Nuffnang
Monday, 31 December 2018
RPGT: Treatments of gifts
The gift of a chargeable asset by any person and the corresponding acquisition is deemed to be disposed at the market value of the asset.
In a situation where a gift is made and the donor and the done are related, i.e husband and wife, parent and child, or grandparent and grandchild, and the gift is made within 5 years after the date of acquisition of the asset by the donor, the donor is deemed to have received no gain and suffered no loss and therefore any gains will be exempted from RPGT. The donee is deemed to acquire the asset at the donor's acquisition price plus the permitted expenses incurred by the donor.
If the asset is transferred after 5 years from the date of acquisition, the donor is deemed to have disposed of the asset at market value on the date of transfer. As a result, the done is deemed to have acquired the chargeable asset at market value on the date of transfer.
However, if the chargeable asset is acquired as a gift upon the death of the donor, the recipient (done) is deemed to acquire the asset at its market value as on the date of transfer of ownership of the asset to the recipient.
Example 1:
On 31.05.2013, Encik Ali gave his daughter, Cik Nain one of his house which he purchased on 01.09.2009 for RM190,000. The permitted expenses amounted to RM4,000. The market value of the house on 31.05.2011 was RM210,000.
Since it was a gift from the parent to his child, there is no chargeable gain or allowable loss from the transfer of the above property.
Disposal price deemed to be (RM190,000 + RM4,000) = RM194,000
Less: Acquisition price = RM190,000
Add: Permitted expenses = RM4,000
Chargeable gain = NIl
The acquisition price to Cik Nain is, therefore, RM194,000, which is the disposal price to Encil Ali.
Example 2:
a) On the occasion of her daughter's ACCA graduation on 31.03.2019, Mr. Kim gave her a flat which he purchases on 02.08.2005 for RM215,000. The market value on 31.03.2019 was RM450,000.
Ans: The graduation gift is deemed to be disposal (after 5 years) and Mr. Kim is deemed to have disposed of the flat at market value. Mr. Kim would be liable for RPGT as the rate of RPGT after 5 years is 5% (subject to change, depending on Government policy). His daughter is deemed to have acquired the flat at market value (i.e. RM450,000).
b) For the wedding on 02.04.2014, Mr.

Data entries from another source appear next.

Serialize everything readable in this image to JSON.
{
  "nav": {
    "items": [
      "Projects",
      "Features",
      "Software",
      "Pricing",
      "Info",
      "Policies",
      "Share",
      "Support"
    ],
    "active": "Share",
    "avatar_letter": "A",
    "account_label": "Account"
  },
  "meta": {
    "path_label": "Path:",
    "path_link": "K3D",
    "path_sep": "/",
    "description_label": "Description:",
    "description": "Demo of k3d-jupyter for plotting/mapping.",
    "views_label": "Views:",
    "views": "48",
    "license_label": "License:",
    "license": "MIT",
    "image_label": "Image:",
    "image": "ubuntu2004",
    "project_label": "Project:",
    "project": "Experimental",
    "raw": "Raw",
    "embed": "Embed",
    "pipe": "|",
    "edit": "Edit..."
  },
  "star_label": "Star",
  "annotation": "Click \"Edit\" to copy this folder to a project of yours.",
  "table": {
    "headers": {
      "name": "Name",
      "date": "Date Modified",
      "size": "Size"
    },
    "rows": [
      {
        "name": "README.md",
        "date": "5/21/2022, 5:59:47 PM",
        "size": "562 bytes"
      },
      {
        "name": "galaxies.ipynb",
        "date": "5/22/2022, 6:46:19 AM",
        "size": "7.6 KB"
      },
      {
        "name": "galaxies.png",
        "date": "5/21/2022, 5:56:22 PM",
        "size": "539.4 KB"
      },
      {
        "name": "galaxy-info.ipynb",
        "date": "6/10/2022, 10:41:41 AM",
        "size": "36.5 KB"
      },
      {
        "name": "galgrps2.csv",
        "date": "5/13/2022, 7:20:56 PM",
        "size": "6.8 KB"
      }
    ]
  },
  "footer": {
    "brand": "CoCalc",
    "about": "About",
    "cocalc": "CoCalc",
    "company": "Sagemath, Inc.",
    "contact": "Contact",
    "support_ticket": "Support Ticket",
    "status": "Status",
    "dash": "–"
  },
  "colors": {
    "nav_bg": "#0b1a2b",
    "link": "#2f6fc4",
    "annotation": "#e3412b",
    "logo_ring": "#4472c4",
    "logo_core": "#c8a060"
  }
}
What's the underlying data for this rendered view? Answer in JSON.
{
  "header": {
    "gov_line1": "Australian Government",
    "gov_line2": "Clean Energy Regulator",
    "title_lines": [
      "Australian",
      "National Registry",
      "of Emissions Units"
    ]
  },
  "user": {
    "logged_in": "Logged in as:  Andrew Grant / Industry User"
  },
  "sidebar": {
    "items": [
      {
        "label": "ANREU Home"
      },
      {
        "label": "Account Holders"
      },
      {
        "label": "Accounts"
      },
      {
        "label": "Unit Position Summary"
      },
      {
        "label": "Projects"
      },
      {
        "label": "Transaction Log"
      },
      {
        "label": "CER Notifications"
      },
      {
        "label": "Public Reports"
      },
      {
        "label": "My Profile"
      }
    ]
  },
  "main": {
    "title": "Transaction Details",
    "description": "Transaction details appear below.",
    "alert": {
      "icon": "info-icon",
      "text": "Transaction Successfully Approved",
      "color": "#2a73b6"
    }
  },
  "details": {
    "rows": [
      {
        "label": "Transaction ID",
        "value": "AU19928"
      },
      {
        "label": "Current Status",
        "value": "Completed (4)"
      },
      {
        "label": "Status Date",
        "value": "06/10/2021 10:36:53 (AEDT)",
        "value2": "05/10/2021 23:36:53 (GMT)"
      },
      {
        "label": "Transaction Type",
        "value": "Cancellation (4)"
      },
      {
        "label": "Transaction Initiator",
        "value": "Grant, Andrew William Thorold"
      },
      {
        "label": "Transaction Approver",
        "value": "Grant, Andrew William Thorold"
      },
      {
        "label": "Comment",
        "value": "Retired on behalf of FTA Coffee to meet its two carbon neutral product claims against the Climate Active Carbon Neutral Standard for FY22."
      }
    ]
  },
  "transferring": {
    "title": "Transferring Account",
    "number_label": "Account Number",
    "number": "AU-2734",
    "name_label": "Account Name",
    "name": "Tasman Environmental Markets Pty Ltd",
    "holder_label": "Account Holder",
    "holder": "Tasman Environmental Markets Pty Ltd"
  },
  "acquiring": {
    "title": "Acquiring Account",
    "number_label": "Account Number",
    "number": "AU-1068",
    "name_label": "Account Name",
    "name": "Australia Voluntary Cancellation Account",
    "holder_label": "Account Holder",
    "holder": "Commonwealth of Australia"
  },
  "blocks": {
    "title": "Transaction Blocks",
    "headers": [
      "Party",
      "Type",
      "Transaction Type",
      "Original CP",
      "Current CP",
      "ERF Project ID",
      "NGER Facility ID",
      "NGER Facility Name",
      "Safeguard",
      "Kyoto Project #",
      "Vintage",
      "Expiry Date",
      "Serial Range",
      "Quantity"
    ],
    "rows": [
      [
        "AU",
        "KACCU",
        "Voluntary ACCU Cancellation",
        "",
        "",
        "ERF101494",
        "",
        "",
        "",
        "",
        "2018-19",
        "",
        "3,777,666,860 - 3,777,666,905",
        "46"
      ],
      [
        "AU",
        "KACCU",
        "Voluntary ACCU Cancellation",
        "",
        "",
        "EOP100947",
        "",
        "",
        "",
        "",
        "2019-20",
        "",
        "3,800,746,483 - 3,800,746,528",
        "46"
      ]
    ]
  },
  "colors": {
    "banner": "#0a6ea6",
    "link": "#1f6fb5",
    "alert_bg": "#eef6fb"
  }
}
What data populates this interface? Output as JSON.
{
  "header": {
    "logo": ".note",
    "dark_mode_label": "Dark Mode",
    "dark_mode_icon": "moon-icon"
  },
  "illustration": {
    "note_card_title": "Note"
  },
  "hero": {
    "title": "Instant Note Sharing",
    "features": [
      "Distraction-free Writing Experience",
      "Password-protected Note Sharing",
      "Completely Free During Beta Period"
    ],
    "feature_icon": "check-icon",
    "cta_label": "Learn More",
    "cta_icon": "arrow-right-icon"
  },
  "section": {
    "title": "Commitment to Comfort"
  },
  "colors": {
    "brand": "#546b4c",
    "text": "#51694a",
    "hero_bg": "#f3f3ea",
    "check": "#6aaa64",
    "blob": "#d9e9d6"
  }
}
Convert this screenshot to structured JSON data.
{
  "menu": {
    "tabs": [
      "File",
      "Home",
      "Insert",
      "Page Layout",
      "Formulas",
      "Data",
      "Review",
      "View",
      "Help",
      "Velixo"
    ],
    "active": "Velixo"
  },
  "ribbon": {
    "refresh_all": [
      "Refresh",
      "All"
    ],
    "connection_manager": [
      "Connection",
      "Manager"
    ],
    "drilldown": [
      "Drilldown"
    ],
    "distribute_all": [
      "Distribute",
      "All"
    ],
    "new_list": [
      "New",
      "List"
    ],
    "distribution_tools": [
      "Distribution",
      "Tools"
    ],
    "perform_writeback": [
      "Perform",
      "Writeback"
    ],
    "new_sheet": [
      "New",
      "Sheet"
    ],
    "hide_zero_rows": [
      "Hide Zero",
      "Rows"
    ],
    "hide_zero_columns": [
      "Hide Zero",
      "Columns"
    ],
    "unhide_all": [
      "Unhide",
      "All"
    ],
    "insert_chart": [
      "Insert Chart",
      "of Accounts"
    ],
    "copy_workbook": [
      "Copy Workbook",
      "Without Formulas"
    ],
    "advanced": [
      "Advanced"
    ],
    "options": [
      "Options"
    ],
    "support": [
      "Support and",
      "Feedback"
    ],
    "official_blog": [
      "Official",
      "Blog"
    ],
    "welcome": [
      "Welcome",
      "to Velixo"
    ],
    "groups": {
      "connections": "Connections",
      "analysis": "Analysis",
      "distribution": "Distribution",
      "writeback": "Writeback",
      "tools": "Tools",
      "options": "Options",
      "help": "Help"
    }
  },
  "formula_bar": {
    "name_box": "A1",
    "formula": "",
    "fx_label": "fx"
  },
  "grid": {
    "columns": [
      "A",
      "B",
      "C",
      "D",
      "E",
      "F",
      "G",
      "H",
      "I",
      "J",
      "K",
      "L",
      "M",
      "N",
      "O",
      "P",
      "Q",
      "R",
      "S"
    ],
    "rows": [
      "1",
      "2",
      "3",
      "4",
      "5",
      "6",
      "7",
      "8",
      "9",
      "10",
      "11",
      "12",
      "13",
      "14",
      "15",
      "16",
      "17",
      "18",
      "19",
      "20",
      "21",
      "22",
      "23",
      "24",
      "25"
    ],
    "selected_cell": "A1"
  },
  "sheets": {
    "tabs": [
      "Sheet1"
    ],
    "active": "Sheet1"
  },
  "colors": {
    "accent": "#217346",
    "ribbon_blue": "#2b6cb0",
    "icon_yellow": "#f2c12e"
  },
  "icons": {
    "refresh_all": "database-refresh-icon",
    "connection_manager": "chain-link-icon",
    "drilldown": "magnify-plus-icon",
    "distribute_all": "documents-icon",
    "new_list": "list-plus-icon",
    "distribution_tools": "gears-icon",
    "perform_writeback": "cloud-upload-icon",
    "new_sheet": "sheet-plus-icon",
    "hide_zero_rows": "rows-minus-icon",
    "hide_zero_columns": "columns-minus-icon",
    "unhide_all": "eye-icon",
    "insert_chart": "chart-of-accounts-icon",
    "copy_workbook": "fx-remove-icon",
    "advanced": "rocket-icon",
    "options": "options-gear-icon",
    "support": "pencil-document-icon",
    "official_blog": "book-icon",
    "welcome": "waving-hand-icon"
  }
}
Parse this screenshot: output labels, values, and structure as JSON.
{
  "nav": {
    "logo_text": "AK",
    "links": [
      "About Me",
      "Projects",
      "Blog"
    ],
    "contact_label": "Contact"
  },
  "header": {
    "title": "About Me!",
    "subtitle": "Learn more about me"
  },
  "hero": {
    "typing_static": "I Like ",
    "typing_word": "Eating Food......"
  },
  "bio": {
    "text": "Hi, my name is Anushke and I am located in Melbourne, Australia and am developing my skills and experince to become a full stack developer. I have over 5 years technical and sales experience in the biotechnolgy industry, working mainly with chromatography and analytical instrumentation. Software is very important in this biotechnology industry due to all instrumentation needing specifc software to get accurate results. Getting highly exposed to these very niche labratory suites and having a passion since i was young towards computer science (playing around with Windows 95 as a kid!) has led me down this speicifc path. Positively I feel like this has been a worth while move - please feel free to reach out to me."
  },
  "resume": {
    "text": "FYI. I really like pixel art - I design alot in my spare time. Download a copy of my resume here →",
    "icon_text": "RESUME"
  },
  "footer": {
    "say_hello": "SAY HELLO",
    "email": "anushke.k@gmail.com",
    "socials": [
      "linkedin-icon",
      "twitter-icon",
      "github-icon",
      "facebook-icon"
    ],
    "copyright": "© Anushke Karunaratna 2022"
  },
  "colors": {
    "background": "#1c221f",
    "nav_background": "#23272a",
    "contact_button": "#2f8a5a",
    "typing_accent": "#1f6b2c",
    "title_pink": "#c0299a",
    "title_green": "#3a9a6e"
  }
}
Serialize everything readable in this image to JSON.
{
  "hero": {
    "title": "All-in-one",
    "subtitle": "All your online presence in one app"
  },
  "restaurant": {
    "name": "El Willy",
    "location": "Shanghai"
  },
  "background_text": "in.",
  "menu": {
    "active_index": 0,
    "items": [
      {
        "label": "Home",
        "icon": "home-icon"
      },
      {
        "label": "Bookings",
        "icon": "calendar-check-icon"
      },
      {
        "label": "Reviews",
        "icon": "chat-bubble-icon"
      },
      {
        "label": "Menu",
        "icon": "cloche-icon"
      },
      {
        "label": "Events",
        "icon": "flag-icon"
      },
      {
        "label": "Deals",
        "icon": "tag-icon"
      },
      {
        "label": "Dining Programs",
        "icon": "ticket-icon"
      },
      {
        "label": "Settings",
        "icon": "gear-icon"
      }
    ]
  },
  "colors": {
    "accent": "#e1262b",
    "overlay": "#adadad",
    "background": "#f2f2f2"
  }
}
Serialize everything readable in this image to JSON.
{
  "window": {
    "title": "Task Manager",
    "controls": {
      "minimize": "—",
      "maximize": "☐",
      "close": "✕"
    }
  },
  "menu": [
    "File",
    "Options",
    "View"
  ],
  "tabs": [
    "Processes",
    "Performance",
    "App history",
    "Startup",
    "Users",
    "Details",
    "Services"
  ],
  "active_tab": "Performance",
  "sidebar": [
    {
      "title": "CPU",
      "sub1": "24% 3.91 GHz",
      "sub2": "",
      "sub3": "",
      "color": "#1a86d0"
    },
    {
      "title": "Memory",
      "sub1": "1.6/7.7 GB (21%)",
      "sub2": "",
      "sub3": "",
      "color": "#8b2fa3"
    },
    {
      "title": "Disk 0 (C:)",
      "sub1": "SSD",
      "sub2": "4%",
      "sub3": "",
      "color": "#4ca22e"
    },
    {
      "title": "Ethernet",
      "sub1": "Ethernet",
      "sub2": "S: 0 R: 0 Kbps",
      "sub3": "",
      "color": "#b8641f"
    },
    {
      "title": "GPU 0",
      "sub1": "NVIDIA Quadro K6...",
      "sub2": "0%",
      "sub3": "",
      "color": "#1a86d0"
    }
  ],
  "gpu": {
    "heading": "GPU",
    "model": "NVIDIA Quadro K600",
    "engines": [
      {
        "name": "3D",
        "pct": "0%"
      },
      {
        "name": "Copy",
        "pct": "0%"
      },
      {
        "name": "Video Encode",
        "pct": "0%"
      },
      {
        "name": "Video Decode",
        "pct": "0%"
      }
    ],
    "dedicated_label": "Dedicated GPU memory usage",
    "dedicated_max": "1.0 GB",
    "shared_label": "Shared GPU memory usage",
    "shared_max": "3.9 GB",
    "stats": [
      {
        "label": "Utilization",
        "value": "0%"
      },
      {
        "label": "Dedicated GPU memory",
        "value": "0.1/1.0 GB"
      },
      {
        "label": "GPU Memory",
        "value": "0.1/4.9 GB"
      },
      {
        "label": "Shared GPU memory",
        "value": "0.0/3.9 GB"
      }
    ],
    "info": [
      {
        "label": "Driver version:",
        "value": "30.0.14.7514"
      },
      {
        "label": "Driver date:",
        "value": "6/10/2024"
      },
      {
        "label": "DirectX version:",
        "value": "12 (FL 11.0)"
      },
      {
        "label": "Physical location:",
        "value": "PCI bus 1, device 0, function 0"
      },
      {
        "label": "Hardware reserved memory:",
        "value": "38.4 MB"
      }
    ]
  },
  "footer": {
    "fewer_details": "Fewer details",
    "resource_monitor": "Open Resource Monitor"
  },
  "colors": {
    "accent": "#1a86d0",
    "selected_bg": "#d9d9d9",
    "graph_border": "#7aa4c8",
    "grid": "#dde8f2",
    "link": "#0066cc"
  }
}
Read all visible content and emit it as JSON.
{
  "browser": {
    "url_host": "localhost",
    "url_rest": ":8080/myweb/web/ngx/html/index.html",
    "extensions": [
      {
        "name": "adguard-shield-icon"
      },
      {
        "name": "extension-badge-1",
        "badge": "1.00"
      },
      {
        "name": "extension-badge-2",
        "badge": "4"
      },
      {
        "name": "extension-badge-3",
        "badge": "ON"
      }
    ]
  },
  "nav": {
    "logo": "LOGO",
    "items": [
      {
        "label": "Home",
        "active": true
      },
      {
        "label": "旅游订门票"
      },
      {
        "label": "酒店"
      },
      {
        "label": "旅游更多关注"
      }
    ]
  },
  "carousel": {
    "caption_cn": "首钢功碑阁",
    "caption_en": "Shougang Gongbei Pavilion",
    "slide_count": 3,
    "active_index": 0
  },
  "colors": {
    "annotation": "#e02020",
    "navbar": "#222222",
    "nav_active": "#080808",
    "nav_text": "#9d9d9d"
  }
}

Kim gave her an apartment which he purchased in 2010 for RM380,000.
Ans: The wedding gift falls within the provision as it was a gift from parent to child made within 5 years after acquisition. Therefore, Mr. Kim is deemed to be in a "no gain no loss" situation in respect of the apartment. She is deemed to have outside the stipulated at the acquisition price paid by her father (RM380,000).
In conclusion, both transactions are gift from parent to child. The distinction between them lies in the holding period of the asset before parting as gift. It is the distinction that results in a different tax treatment in the hands of the daughter, if she disposes of the asset in the future.